Probabilmente si tratta della prima opera del pittore eporediese realizzata sul territorio valdostano.
Scoperti quasi per caso nel 1911, nascosti sotto uno strato di scialbo e da un cielo stellato, i dipinti sono stati riportati alla luce grazie ad un lungo e meticoloso intervento di restauro negli anni ’90 del Novecento.
Al centro del catino, Cristo pantocratore in mandorla circondato dai simboli dei quattro evangelisti. Sul lato sinistro la figura di san Maurizio a cavallo e gli stemmi del vescovo Oger Moriset, committente del ciclo pittorico, e di Guglielmo di Monthey, priore di Sainte-Hélène da cui dipese la parrocchiale di Sarre fino al 1573. Sui piedritti dell’arco trionfale, a sinistra, l’Uomo dei Dolori (Ecce Homo), a destra, il profeta Michea, san Simone e frammenti di figure di apostoli e profeti.
I materiali pittorici
L’opera realizzata da Giacomino da Ivrea per la chiesa di Sarre rappresenta un prezioso esempio di pittura murale quattrocentesca.

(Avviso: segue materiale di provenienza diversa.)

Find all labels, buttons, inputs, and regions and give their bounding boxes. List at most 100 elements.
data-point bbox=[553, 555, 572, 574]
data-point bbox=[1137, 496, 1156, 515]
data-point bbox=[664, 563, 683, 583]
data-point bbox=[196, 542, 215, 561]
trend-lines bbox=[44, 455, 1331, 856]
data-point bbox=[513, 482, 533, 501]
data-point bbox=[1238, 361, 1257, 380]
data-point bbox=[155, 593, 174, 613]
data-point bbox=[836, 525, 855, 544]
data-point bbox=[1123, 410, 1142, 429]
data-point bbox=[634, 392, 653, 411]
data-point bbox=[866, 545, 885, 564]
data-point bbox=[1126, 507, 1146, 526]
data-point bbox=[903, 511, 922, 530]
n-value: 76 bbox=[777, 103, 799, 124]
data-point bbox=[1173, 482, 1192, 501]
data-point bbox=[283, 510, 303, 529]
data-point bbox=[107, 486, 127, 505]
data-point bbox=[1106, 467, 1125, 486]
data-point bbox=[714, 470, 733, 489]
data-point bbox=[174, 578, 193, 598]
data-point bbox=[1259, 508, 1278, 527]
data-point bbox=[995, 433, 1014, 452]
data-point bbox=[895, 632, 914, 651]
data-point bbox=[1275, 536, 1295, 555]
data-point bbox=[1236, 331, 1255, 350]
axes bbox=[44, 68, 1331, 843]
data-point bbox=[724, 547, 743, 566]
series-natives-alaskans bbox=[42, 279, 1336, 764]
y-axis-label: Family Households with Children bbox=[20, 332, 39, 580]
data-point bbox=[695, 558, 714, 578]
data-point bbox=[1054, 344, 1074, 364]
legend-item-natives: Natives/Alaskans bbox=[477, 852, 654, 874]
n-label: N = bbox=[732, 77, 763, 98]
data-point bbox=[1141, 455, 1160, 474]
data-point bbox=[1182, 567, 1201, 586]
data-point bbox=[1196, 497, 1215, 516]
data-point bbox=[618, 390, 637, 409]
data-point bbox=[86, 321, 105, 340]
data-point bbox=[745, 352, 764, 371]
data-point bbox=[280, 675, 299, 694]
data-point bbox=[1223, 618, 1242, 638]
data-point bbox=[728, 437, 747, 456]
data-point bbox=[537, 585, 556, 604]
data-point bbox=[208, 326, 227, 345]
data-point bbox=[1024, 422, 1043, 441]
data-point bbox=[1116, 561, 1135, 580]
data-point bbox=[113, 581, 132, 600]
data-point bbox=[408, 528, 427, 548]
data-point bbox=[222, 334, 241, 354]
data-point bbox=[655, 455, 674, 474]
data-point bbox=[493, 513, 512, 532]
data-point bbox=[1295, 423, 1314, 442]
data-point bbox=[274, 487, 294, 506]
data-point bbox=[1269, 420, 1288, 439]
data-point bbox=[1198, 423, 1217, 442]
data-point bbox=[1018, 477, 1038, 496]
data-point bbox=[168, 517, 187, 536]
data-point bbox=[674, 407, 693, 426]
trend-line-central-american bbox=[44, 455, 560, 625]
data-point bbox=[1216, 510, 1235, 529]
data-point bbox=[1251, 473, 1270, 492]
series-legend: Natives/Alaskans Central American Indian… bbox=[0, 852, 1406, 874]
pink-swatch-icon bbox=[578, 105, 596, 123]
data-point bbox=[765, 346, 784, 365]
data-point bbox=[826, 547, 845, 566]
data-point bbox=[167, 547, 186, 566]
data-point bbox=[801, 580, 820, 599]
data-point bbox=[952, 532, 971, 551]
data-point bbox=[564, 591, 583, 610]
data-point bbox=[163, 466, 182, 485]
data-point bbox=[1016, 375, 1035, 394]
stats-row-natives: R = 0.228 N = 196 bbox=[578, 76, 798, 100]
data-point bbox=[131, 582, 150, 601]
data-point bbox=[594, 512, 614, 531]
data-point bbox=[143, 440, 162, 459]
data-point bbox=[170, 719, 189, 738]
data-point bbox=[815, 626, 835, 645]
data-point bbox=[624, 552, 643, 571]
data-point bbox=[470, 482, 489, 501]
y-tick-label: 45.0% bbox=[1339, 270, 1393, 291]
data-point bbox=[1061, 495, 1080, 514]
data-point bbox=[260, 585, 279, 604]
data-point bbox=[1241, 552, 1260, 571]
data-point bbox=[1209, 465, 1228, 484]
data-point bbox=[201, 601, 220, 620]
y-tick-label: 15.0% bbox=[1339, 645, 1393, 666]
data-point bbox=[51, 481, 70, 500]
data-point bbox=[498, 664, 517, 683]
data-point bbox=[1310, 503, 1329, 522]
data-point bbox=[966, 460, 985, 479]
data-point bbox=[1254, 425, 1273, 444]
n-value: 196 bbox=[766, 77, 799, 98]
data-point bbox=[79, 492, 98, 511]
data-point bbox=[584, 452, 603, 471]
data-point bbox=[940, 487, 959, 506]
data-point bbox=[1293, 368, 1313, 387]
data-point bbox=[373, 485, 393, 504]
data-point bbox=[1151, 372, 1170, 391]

Essa è stata eseguita ad affresco con rifiniture a secco utilizzando materiali selezionati dall’artista in base alle proprie competenze e conoscenze e in relazione alla facilità di reperimento.

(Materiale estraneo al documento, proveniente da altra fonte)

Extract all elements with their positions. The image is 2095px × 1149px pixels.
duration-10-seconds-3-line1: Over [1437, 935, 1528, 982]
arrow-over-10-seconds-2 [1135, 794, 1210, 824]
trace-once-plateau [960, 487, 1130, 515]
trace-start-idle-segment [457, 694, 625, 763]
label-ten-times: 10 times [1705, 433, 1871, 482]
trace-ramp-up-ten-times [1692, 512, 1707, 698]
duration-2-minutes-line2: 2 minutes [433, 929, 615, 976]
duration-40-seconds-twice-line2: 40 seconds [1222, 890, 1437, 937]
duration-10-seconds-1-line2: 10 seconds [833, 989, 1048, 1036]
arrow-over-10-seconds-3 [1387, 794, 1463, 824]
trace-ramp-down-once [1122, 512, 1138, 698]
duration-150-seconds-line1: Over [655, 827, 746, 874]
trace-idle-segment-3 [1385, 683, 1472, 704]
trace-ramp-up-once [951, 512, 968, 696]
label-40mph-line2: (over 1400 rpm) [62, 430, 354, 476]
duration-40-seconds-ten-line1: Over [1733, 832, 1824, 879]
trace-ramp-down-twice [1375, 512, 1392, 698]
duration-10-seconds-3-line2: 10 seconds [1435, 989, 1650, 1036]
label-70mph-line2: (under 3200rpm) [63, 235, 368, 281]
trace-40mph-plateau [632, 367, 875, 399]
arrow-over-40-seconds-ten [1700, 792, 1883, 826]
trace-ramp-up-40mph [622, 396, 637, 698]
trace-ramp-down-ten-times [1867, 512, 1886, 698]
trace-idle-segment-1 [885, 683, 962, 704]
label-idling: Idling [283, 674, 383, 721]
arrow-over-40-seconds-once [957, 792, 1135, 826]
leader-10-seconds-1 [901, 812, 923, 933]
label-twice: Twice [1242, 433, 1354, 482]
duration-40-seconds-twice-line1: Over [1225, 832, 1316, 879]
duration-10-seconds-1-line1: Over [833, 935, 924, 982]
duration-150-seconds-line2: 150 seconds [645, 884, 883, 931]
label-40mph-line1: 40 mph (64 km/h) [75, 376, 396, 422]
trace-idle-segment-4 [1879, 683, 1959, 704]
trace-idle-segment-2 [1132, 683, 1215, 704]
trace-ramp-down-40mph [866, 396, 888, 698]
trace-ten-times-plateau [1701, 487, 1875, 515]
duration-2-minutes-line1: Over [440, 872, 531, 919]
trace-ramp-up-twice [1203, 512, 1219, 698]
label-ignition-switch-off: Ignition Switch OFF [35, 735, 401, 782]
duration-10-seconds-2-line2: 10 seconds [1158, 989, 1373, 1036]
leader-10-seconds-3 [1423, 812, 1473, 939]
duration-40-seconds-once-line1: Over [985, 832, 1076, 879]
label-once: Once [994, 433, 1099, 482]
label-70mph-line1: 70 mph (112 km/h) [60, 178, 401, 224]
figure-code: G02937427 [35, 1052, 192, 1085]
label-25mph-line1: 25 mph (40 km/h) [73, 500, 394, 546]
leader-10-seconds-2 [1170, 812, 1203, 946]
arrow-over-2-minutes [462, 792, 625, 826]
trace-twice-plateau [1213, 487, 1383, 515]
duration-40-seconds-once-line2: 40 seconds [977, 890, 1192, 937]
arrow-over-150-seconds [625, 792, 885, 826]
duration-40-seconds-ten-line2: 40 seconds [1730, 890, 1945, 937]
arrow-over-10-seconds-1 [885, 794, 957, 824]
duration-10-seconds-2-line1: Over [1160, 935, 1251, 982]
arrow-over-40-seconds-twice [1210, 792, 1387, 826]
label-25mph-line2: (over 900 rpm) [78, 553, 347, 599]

I minerali, più o meno preziosi, dai quali si ricavavano le polveri dei pigmenti potevano arrivare da territori relativamente vicini (es. terra verde dal Veneto) oppure da luoghi molto più lontani (es. azzurrite dalla Germania). Le scelte dei maestri di bottega dipendevano non tanto dalla disponibilità sul mercato dei materiali quanto dalla padronanza nell’utilizzo degli stessi e dai desideri e dalle risorse economiche della committenza.